The chief executive officer came into the spotlight this week as a change in financial reporting within the life insurance industry revealed that Sun Life will soon have $2.9-billion in excess capital at the holding company level.
Industry analysts pressed executives on where Sun Life might spend some of that money on Wednesday, but Mr. Connor indicated that he likes having the flexibility – especially in event that a shoe should drop in the broader financial market.

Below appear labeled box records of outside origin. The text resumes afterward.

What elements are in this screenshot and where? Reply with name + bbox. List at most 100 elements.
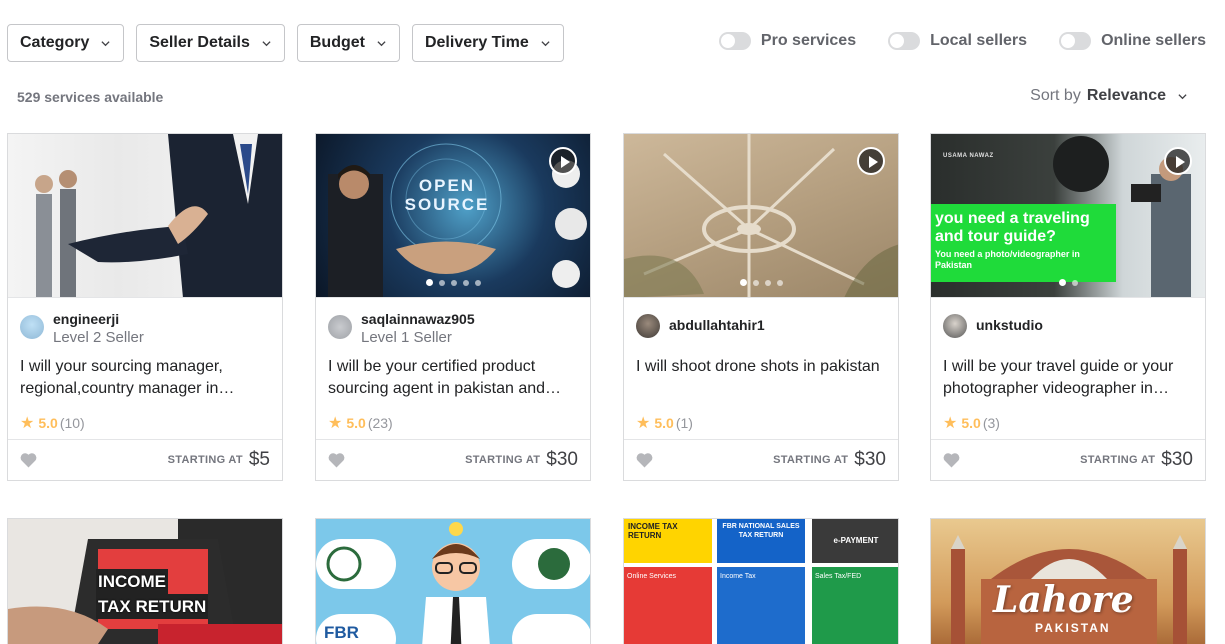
toggle-local-sellers[interactable]: Local sellers: [888, 32, 1027, 50]
seller-name[interactable]: abdullahtahir1: [669, 316, 765, 334]
toggle-switch[interactable]: [888, 32, 921, 50]
gig-thumbnail[interactable]: Lahore PAKISTAN: [931, 519, 1205, 644]
gig-title[interactable]: I will be your travel guide or your phot…: [931, 350, 1205, 402]
gig-title[interactable]: I will shoot drone shots in pakistan: [624, 350, 898, 402]
handshake-image: [35, 134, 282, 297]
heart-icon[interactable]: [943, 452, 960, 468]
heart-icon[interactable]: [328, 452, 345, 468]
gig-thumbnail[interactable]: OPEN SOURCE: [316, 134, 590, 298]
toggle-online-sellers[interactable]: Online sellers: [1059, 32, 1206, 50]
rating-count: (10): [59, 415, 85, 431]
toggle-pro-services-label: Pro services: [760, 32, 857, 49]
price-value: $30: [546, 449, 578, 470]
play-icon[interactable]: [549, 147, 577, 175]
filter-bar: Category Seller Details Budget Delivery …: [7, 24, 564, 62]
seller-info: engineerji Level 2 Seller: [8, 298, 282, 350]
carousel-dots[interactable]: [316, 279, 590, 286]
heart-icon[interactable]: [20, 452, 37, 468]
price: STARTING AT $5: [168, 449, 270, 471]
price: STARTING AT $30: [1080, 449, 1193, 471]
brand-label: USAMA NAWAZ: [943, 153, 994, 159]
toggle-switch[interactable]: [1059, 32, 1092, 50]
gig-card[interactable]: FBR: [315, 518, 591, 644]
avatar[interactable]: [943, 314, 967, 338]
toggle-switch[interactable]: [718, 32, 751, 50]
tax-column-3: Sales Tax/FED: [812, 567, 898, 644]
rating-count: (1): [675, 415, 693, 431]
gig-card[interactable]: abdullahtahir1 I will shoot drone shots …: [623, 133, 899, 481]
chevron-down-icon: [377, 40, 386, 46]
filter-delivery-time[interactable]: Delivery Time: [411, 24, 564, 62]
filter-seller-details-label: Seller Details: [149, 34, 250, 51]
card-footer: STARTING AT $30: [931, 439, 1205, 480]
filter-delivery-time-label: Delivery Time: [424, 34, 529, 51]
seller-name[interactable]: unkstudio: [976, 316, 1043, 334]
chevron-down-icon: [541, 40, 550, 46]
price-prefix: STARTING AT: [465, 454, 541, 466]
play-icon[interactable]: [1164, 147, 1192, 175]
tax-column-1: Online Services: [624, 567, 712, 644]
banner-subtext: You need a photo/videographer in Pakista…: [935, 249, 1080, 270]
gig-card[interactable]: INCOME TAX RETURN: [7, 518, 283, 644]
thumbnail-banner: you need a traveling and tour guide? You…: [931, 204, 1116, 282]
filter-budget[interactable]: Budget: [296, 24, 400, 62]
sort-dropdown[interactable]: Sort by Relevance: [1030, 87, 1187, 105]
thumbnail-text: INCOME TAX RETURN: [96, 569, 209, 619]
gig-card[interactable]: USAMA NAWAZ you need a traveling and tou…: [930, 133, 1206, 481]
gig-thumbnail[interactable]: FBR: [316, 519, 590, 644]
toggle-group: Pro services Local sellers Online seller…: [718, 32, 1206, 50]
gig-card[interactable]: INCOME TAX RETURN FBR NATIONAL SALES TAX…: [623, 518, 899, 644]
avatar[interactable]: [328, 315, 352, 339]
card-footer: STARTING AT $30: [316, 439, 590, 480]
filter-category[interactable]: Category: [7, 24, 125, 62]
filter-budget-label: Budget: [309, 34, 365, 51]
thumbnail-text: FBR: [324, 623, 359, 642]
gig-card[interactable]: engineerji Level 2 Seller I will your so…: [7, 133, 283, 481]
rating-score: 5.0: [961, 415, 981, 431]
gig-thumbnail[interactable]: USAMA NAWAZ you need a traveling and tou…: [931, 134, 1205, 298]
tax-column-2: Income Tax: [717, 567, 805, 644]
price: STARTING AT $30: [773, 449, 886, 471]
price-value: $30: [854, 449, 886, 470]
results-count: 529 services available: [17, 89, 164, 105]
play-icon[interactable]: [857, 147, 885, 175]
heart-icon[interactable]: [636, 452, 653, 468]
gig-thumbnail[interactable]: INCOME TAX RETURN FBR NATIONAL SALES TAX…: [624, 519, 898, 644]
chevron-down-icon: [1178, 93, 1187, 99]
rating: ★ 5.0 (23): [316, 402, 590, 432]
seller-info: unkstudio: [931, 298, 1205, 350]
tax-panel-2: FBR NATIONAL SALES TAX RETURN: [717, 519, 805, 563]
avatar[interactable]: [20, 315, 44, 339]
seller-level: Level 2 Seller: [53, 329, 144, 346]
filter-seller-details[interactable]: Seller Details: [136, 24, 285, 62]
tax-panel-1: INCOME TAX RETURN: [624, 519, 712, 563]
star-icon: ★: [943, 415, 958, 432]
gig-card[interactable]: OPEN SOURCE saqlainnawaz905 Level 1 Sell…: [315, 133, 591, 481]
toggle-pro-services[interactable]: Pro services: [718, 32, 857, 50]
seller-info: saqlainnawaz905 Level 1 Seller: [316, 298, 590, 350]
gig-thumbnail[interactable]: [8, 134, 282, 298]
rating-count: (23): [367, 415, 393, 431]
seller-name[interactable]: engineerji: [53, 310, 144, 328]
rating-score: 5.0: [38, 415, 58, 431]
price-value: $30: [1161, 449, 1193, 470]
avatar[interactable]: [636, 314, 660, 338]
filter-category-label: Category: [20, 34, 90, 51]
banner-headline: you need a traveling and tour guide?: [935, 210, 1090, 245]
rating-score: 5.0: [346, 415, 366, 431]
rating-score: 5.0: [654, 415, 674, 431]
rating: ★ 5.0 (10): [8, 402, 282, 432]
gig-thumbnail[interactable]: INCOME TAX RETURN: [8, 519, 282, 644]
chevron-down-icon: [262, 40, 271, 46]
seller-name[interactable]: saqlainnawaz905: [361, 310, 475, 328]
gig-thumbnail[interactable]: [624, 134, 898, 298]
rating-count: (3): [982, 415, 1000, 431]
carousel-dots[interactable]: [931, 279, 1205, 286]
carousel-dots[interactable]: [624, 279, 898, 286]
price-prefix: STARTING AT: [167, 454, 243, 466]
gig-title[interactable]: I will be your certified product sourcin…: [316, 350, 590, 402]
gig-card[interactable]: Lahore PAKISTAN: [930, 518, 1206, 644]
gig-title[interactable]: I will your sourcing manager, regional,c…: [8, 350, 282, 402]
price-prefix: STARTING AT: [1080, 454, 1156, 466]
star-icon: ★: [328, 415, 343, 432]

“It’s a good time in the cycle to have a very strong balance sheet. We’re many years into the bull market. We’re late in the credit cycle,” Mr. Connor said from the company’s new Toronto headquarters after its annual meeting on Wednesday. “I don’t know when those cycles will turn, but I do know that having lots of excess capital and low debt … this is a great time in the cycle to have such a strong balance sheet just from a pure defence position.”
Mr. Connor recalls the height of the financial crisis when spreads on residential mortgage-backed securities spiked to historical highs. “In a moment of crisis when all liquidity was fleeing, if you have liquidity you can really do something special and put money to work for long periods of time,” he said.
The question of what’s next at Sun Life comes after months of more noticeable changes at the other two large Canadian life insurers. Manulife Financial Corp., the country’s largest insurer by market capitalization, has a welcomed a new CEO who’s shuffled management, pledged to sell assets and hived off underperforming legacy businesses. And Great-West Financial Inc. has been working on restructuring and cutting staff in its Canadian business in an effort to reduce costs in an increasingly competitive industry.
Changes to industry requirements for how much capital insurers must hold to ensure the protection of policyholders and creditors swept through the industry at the start of the year. A new measuring stick called the Life Insurance Capital Adequacy Test ( LICAT) replaced the 25-year-old Minimum Continuing Capital Surplus Requirements (MCCSR). The big difference is that LICAT takes a closer look at business risks, on which Sun Life has clamped down significantly in the years since the Great Recession.
Sun Life’s first reported LICAT capital ratio of 139 per cent in its principal life insurance business far exceeded the 130 per cent reported by Great-West and 129 per cent reported by Manulife.
Sun Life also touted its low leverage ratio of just 22 per cent on Wednesday. If the company were to dial that up to its long-term target of 25 per cent, it could represent hundreds of millions more dollars to use to make acquisitions.
“Sun Life’s financial flexibility is second to none in the sector, which will trigger deployment questions,” said Gabriel Dechaine, analyst with National Bank Financial, in a note to clients following the company’s earnings release on Tuesday. He added that although share buybacks and dividends could be used, “we believe Sun Life prefers the M&A option, with a focus on Asia and U.S. group insurance.”
Other insurers seeking to capitalize on Asia’s burgeoning middle class have also been investing heavily in the region and striking partnerships with local banks. But these deals are pricey and extremely competitive. In any case, Mr. Connor wasn’t ready to be more granular on his plans to play defence or offence.
“It’s a nice position to be in – we continue to focus on organic growth. We continue to focus on M&A activity,” Mr. Connor said, noting that Sun Life should be able to bring more to any potential asset or business it buys than just its chequebook.
Sun Life reported first-quarter profit of $669-million on Tuesday after the markets closed, up 21 per cent from the same time a year earlier. The company also said it would increase its dividend by 2 cents per share, or 4 per cent.